Maybe my experience eating the same roster of fried chicken or lasagna TV dinners — I had a fleeting beef stroganoff phase, but that gave way to mac and cheese pretty quickly — made me more curious about food as an adult and primed me for my work in restaurant journalism. There was so much I didn’t eat as a kid, so many flavors, cuisines and cooking techniques that felt completely out of reach. As an adult, the food world suddenly seemed enormous, full of possibilities, and I wanted to know it all. That curiosity became the foundation for my career, and I devoted myself to exploring every corner of it, from hole-in-the-wall diners to fine dining, from my first taste of pho to $200 tasting menus, forgetting, I now realize, my own food roots.

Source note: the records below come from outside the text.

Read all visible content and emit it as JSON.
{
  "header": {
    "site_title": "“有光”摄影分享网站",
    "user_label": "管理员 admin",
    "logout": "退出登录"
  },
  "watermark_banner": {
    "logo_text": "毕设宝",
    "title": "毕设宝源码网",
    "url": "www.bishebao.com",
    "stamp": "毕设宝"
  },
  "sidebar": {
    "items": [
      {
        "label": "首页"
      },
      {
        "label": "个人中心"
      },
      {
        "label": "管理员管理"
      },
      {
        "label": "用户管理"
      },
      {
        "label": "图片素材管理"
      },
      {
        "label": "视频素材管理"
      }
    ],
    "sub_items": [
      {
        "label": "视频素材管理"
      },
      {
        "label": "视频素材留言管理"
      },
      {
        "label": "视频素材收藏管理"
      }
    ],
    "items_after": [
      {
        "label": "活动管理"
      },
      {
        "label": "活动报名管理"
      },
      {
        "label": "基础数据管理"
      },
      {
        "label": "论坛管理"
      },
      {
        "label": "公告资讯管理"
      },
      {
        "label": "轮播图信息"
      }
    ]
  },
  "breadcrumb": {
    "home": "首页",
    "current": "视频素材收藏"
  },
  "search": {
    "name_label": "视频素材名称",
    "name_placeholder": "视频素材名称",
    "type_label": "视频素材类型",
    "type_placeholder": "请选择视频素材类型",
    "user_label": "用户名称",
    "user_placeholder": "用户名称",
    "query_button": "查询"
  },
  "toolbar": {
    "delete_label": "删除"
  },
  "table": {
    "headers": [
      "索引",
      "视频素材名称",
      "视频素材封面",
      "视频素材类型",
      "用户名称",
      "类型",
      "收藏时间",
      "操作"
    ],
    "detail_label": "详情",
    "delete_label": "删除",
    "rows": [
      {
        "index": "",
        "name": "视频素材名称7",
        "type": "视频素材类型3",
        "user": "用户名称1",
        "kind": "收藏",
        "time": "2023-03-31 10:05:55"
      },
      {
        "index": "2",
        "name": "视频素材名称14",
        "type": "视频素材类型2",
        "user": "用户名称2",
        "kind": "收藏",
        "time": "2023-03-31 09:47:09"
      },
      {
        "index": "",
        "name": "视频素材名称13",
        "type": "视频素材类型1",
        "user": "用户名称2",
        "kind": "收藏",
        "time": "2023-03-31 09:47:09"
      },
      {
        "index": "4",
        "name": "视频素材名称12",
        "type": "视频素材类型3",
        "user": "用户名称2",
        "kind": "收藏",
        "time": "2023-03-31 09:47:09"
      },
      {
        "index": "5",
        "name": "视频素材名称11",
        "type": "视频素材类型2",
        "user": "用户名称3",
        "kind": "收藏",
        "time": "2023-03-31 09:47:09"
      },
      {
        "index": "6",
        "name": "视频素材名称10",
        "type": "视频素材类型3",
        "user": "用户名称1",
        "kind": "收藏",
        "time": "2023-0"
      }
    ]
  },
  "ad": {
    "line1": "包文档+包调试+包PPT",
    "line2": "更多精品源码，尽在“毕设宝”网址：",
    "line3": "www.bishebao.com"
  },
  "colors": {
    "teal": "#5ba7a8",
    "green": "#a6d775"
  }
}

I’m a mother myself, and I carry a weird sense of pride that my kids don’t eat those microwave meals, probably don’t even know what they are. And why is that? Do I think myself a better mother for throwing together a stir-fry with closeout sale Kroger veggies? For boiling water for pasta and opening a jar of Rao’s? (But only when my own mother, the one who pressed the glowing, beeping buttons that made my dinners before I could reach them, brings me some from a Costco sale.)
I decided that my kids needed a taste of what I grew up with. That they needed the experience of peeling back the film on a partitioned, nuked dinner. So I wandered the frozen aisle, hunting for microwavable bridges between my childhood and theirs.
As it turns out, Kid Cuisines have evolved over the past 35 years. My bone-in chicken legs have given way to dinosaur-shaped nuggets, the corn advancing to crinkle cut fries and the brownie being replaced by far inferior white chocolate-coated pretzels to dip in lame chocolate sauce. The kids were not impressed.
But food doesn’t have to be perfect to matter. Or to be worthy of words in magazines, newspapers and blogs. Love, like food, comes in many forms, and sometimes it arrives in plastic trays, heated until it steams under microwaved film.
Allyson Reedy is a Denver-area freelance writer and author, and a former Denver Post food writer.